One thing that is clear in all of this backlash is the misinterpretation of religions, ignorance of African cultures, and sexual orientation. Centering the safety and security of the South Sudanese LGBTQ+ community remains our core objective in all the advocacy and awareness raising we do on LGBTQ+ rights. We are mindful of the kind of engagement we want to see, and the moment it is more harmful than constructive, we always pause. This is a sensitive topic and issue in South Sudan; no other human rights, women-led/focused, or civil society organizations are open about their solidarity for LGBTQ+ rights in South Sudan. 
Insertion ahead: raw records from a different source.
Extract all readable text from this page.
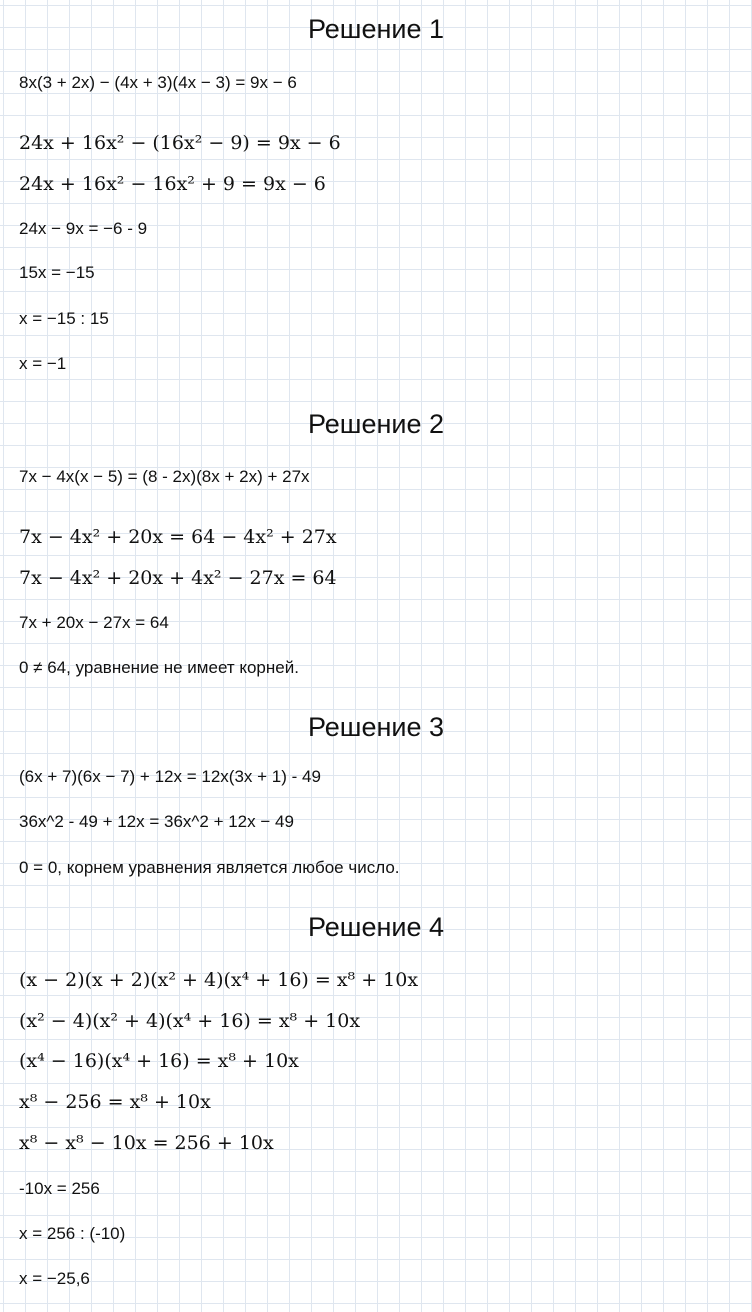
Решение 1

8x(3 + 2x) − (4x + 3)(4x − 3) = 9x − 6

24x + 16x² − (16x² − 9) = 9x − 6

24x + 16x² − 16x² + 9 = 9x − 6

24x − 9x = −6 - 9

15x = −15

x = −15 : 15

x = −1

Решение 2

7x − 4x(x − 5) = (8 - 2x)(8x + 2x) + 27x

7x − 4x² + 20x = 64 − 4x² + 27x

7x − 4x² + 20x + 4x² − 27x = 64

7x + 20x − 27x = 64

0 ≠ 64, уравнение не имеет корней.

Решение 3

(6x + 7)(6x − 7) + 12x = 12x(3x + 1) - 49

36x^2 - 49 + 12x = 36x^2 + 12x − 49

0 = 0, корнем уравнения является любое число.

Решение 4

(x − 2)(x + 2)(x² + 4)(x⁴ + 16) = x⁸ + 10x

(x² − 4)(x² + 4)(x⁴ + 16) = x⁸ + 10x

(x⁴ − 16)(x⁴ + 16) = x⁸ + 10x

x⁸ − 256 = x⁸ + 10x

x⁸ − x⁸ − 10x = 256 + 10x

-10x = 256

x = 256 : (-10)

x = −25,6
Our support and solidarity is with the South Sudanese LGBTQ+ community. We will always follow their guidance, not push boundaries that might cause more violence and abuse towards them. Someone from the community reached out and said: “Every day, you have to pretend and laugh with people at work just to make them not think badly of you. Many talk shit behind my back about my dress code, and it always reaches me, but still, I must always pretend and laugh with them; I sometimes ask myself, God, why me? Why am I this way? This is hell on earth, but I hope one day I will overcome this; thank you for always speaking up on our behalf.” This reminded us to move our attention away from all the homophobes and homophobia and focus on what truly matters: how our voice extends solidarity and humanity to the community. We will continue to focus on this. 

In 2023, we added permanent rainbow colors to our Gender Talk 211 logo, making it clear that Gender Talk 211 is a feminist platform and that there is no liberation and freedom for any of us without that of the LGBTQ+ community in South Sudan and Globally. We are patient with the process and hope this will inspire and encourage other human rights, women, and civil society organizations in South Sudan to be more conscious and inclusive in their human rights work.